In other words, Moses was not seeing God, but he was seeing something luminous, mysterious and powerful which indicated the presence of God.

That glory, we are told, is like a devouring fire.

It is dangerous and powerful, to be treated with care and respect.

It is hidden in a cloud, so the mystery is shrouded in mystery, the unseen within the unknown.

It is this phenomena into which Moses is invited to enter, to encounter the Divine Otherness of God.

It is absolutely unlike anything we can experience in normal life, and so when we hear this story and imagine Moses entering the cloud, we should get a shiver down the spine!

We might also get a whisper that some of our words about God are too small.

Especially the ones which like to recruit God to support our point of view, our favourite kind of church or music, our ideas about what is right,

These words can be really blasphemous, because they say something about God that is not true, that makes God too small, too cosy, too simple.

The beautiful thing about music, like other art forms, is that it expresses something that words cannot, even, as Augustine said, when you sing you pray twice, music engages us beyond our conscious thoughts, our intellectual imaginings.

So music can help to point to the mystery of God, the awesome, unexplainable, powerful, beauty of God.

This is why choirs are so important to our worship in churches and cathedrals. That is why it is so good to recognise and honour that, and the way that your music making is supported by the RSCM today.

As a member of a choir, you are given the incredible privilege of singing music which is rich, and complex, and beautiful.

 You can create a space in which the glory of God can sometimes, just sometimes, make itself at home so that others can experience the glory of God in worship.  As a member of a choir you might also find that in the music you make you can lose yourself, so that the glory of God can make itself at home in you.

And if that sounds a bit far fetched, just remember that the glory of God did make a home among us, as the gospel of John tells us that God tabernacled himself with us, made himself at home on earth, in the person of Jesus.

Each of us, in our baptism, makes a home for Jesus in our hearts, so that the glory of God is embedded and embodied in each one of us, awesome, mysterious, beautiful.

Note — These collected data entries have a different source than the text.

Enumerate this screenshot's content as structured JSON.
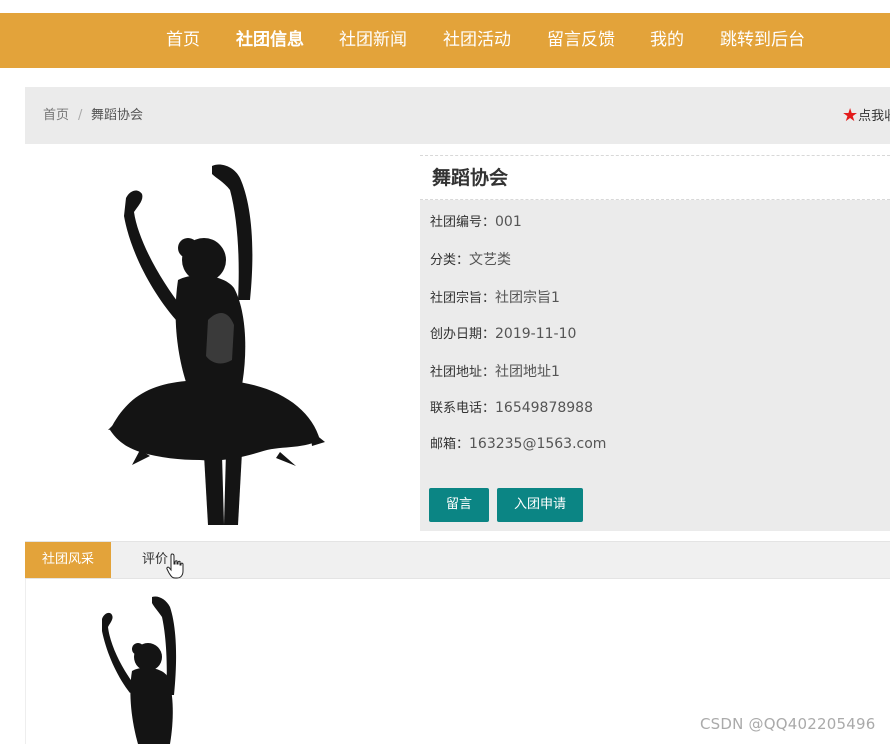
{
  "nav": {
    "items": [
      {
        "label": "首页"
      },
      {
        "label": "社团信息"
      },
      {
        "label": "社团新闻"
      },
      {
        "label": "社团活动"
      },
      {
        "label": "留言反馈"
      },
      {
        "label": "我的"
      },
      {
        "label": "跳转到后台"
      }
    ],
    "active": "社团信息",
    "bg_color": "#e3a33a"
  },
  "breadcrumb": {
    "home": "首页",
    "separator": "/",
    "current": "舞蹈协会"
  },
  "favorite": {
    "label": "点我收"
  },
  "club": {
    "name": "舞蹈协会",
    "fields": [
      {
        "label": "社团编号：",
        "value": "001"
      },
      {
        "label": "分类：",
        "value": "文艺类"
      },
      {
        "label": "社团宗旨：",
        "value": "社团宗旨1"
      },
      {
        "label": "创办日期：",
        "value": "2019-11-10"
      },
      {
        "label": "社团地址：",
        "value": "社团地址1"
      },
      {
        "label": "联系电话：",
        "value": "16549878988"
      },
      {
        "label": "邮箱：",
        "value": "163235@1563.com"
      }
    ]
  },
  "actions": {
    "message": "留言",
    "join": "入团申请",
    "color": "#0b8584"
  },
  "tabs": [
    {
      "label": "社团风采",
      "active": true
    },
    {
      "label": "评价",
      "active": false
    }
  ],
  "watermark": "CSDN @QQ402205496"
}
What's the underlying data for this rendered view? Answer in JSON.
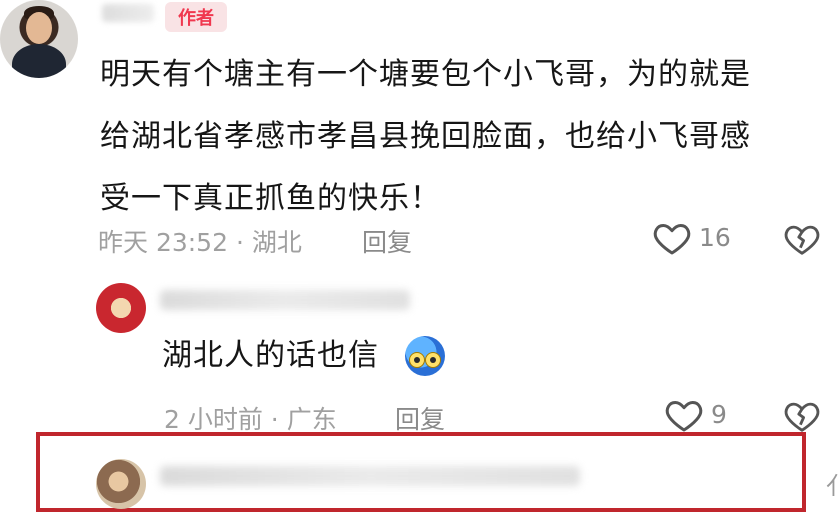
{
  "author_comment": {
    "badge": "作者",
    "lines": [
      "明天有个塘主有一个塘要包个小飞哥，为的就是",
      "给湖北省孝感市孝昌县挽回脸面，也给小飞哥感",
      "受一下真正抓鱼的快乐！"
    ],
    "meta": "昨天 23:52 · 湖北",
    "reply_label": "回复",
    "like_count": "16",
    "icons": [
      "heart-icon",
      "broken-heart-icon"
    ]
  },
  "reply_comment": {
    "text": "湖北人的话也信",
    "emoji": "blue-face-emoji",
    "meta": "2 小时前 · 广东",
    "reply_label": "回复",
    "like_count": "9"
  },
  "edge_glyph": "亻",
  "colors": {
    "badge_text": "#f0384f",
    "badge_bg": "#f9e3e5",
    "meta_gray": "#a0a0a0",
    "highlight_border": "#c0262d"
  }
}
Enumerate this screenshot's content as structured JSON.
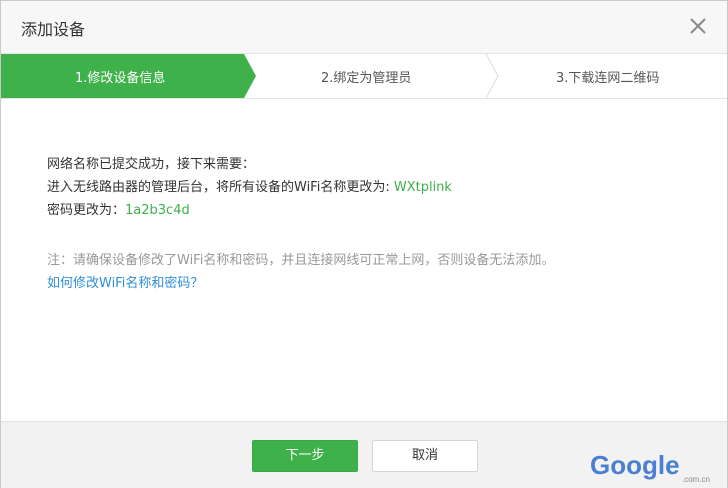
{
  "dialog": {
    "title": "添加设备"
  },
  "steps": [
    {
      "label": "1.修改设备信息",
      "active": true
    },
    {
      "label": "2.绑定为管理员",
      "active": false
    },
    {
      "label": "3.下载连网二维码",
      "active": false
    }
  ],
  "content": {
    "line1": "网络名称已提交成功，接下来需要：",
    "line2_prefix": "进入无线路由器的管理后台，将所有设备的WiFi名称更改为: ",
    "wifi_name": "WXtplink",
    "line3_prefix": "密码更改为：",
    "password": "1a2b3c4d"
  },
  "note": {
    "text": "注：请确保设备修改了WiFi名称和密码，并且连接网线可正常上网，否则设备无法添加。",
    "link": "如何修改WiFi名称和密码？"
  },
  "buttons": {
    "next": "下一步",
    "cancel": "取消"
  },
  "watermark": {
    "brand": "Google",
    "site": ".com.cn"
  },
  "colors": {
    "accent_green": "#3fb14b",
    "link_blue": "#2f8fd8"
  }
}
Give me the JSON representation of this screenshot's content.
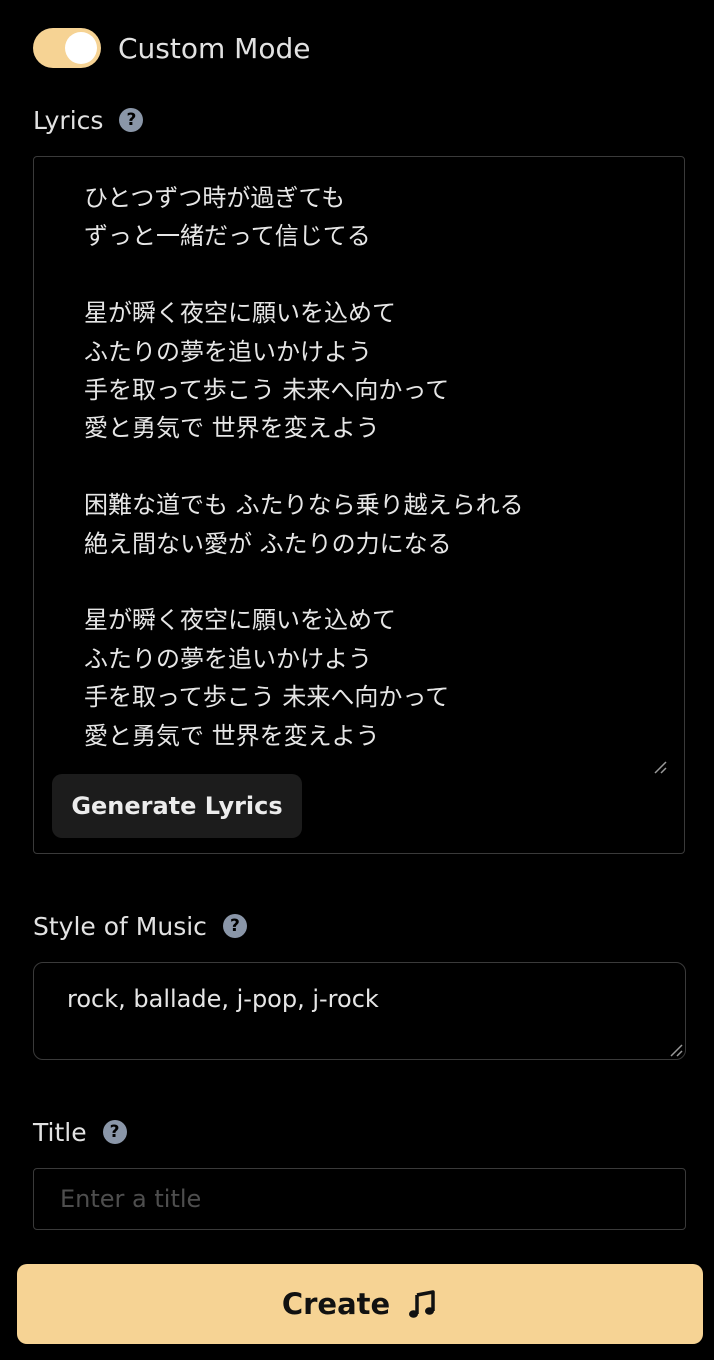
{
  "custom_mode": {
    "label": "Custom Mode",
    "enabled": true,
    "color": "#f6d394"
  },
  "lyrics": {
    "label": "Lyrics",
    "help_icon": "question-circle-icon",
    "value": "ひとつずつ時が過ぎても\nずっと一緒だって信じてる\n\n星が瞬く夜空に願いを込めて\nふたりの夢を追いかけよう\n手を取って歩こう 未来へ向かって\n愛と勇気で 世界を変えよう\n\n困難な道でも ふたりなら乗り越えられる\n絶え間ない愛が ふたりの力になる\n\n星が瞬く夜空に願いを込めて\nふたりの夢を追いかけよう\n手を取って歩こう 未来へ向かって\n愛と勇気で 世界を変えよう",
    "generate_button": "Generate Lyrics"
  },
  "style": {
    "label": "Style of Music",
    "help_icon": "question-circle-icon",
    "value": "rock, ballade, j-pop, j-rock"
  },
  "title": {
    "label": "Title",
    "help_icon": "question-circle-icon",
    "placeholder": "Enter a title",
    "value": ""
  },
  "create": {
    "label": "Create",
    "icon": "music-note-icon",
    "color": "#f6d394"
  }
}
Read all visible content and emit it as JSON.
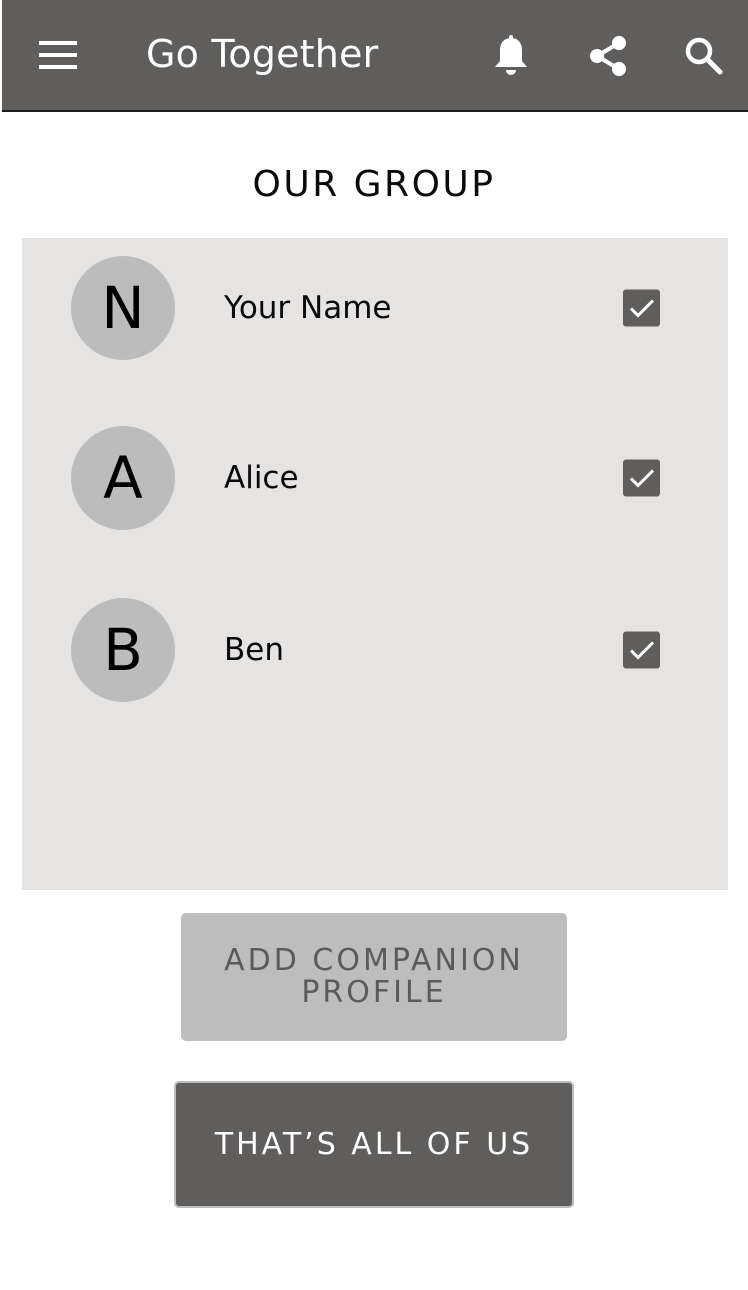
{
  "app_bar": {
    "title": "Go Together",
    "menu_icon": "menu-icon",
    "notification_icon": "bell-icon",
    "share_icon": "share-icon",
    "search_icon": "search-icon",
    "background": "#5f5e5d"
  },
  "section": {
    "title": "OUR GROUP"
  },
  "group": {
    "members": [
      {
        "initial": "N",
        "name": "Your Name",
        "checked": true
      },
      {
        "initial": "A",
        "name": "Alice",
        "checked": true
      },
      {
        "initial": "B",
        "name": "Ben",
        "checked": true
      }
    ]
  },
  "actions": {
    "add_companion_label": "ADD COMPANION PROFILE",
    "done_label": "THAT’S ALL OF US"
  },
  "colors": {
    "panel": "#e6e3e3",
    "avatar": "#bcbcbc",
    "checkbox": "#5f5e5d",
    "secondary_button": "#bdbdbd",
    "primary_button": "#5f5e5d"
  }
}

May we treasure that gift in our hearts and respect it in one another, in our worship and in our lives.

Amen

Seeing we have a great high priest who has passed into the heavens, Jesus Christ, the Son of God, asking that his blessing may be upon all that we do and all that we are, let us pray to the Lord for the Royal School of Church Music; for those whom it unites in fellowship to inspire and instruct, to craft and create, to support and sustain; for all those who serve it today:

that it may flourish to the greater glory of God,

let us pray to the Lord.

For the music we make together in Christ’s name;

for those who compose and conduct it, who play and perform it:

that the glory of God may be heard in it,

and that the hearts of all people may rejoice in it,

let us pray to the Lord.

For the world in which we are called to sing the song of salvation;

for those whose lives are lived beneath the noise of war and the cry of want:

that the discords of our lives may be healed by the harmonies of God’s grace,

let us pray to the Lord.

For ourselves,

As we lose ourselves in song,

That we may lose and find ourselves in you;
As we become centred in song,

That we may become centred in you;
As many voices become one in song,

That we may be united in you

As you are united as Father, Son and Holy Spirit.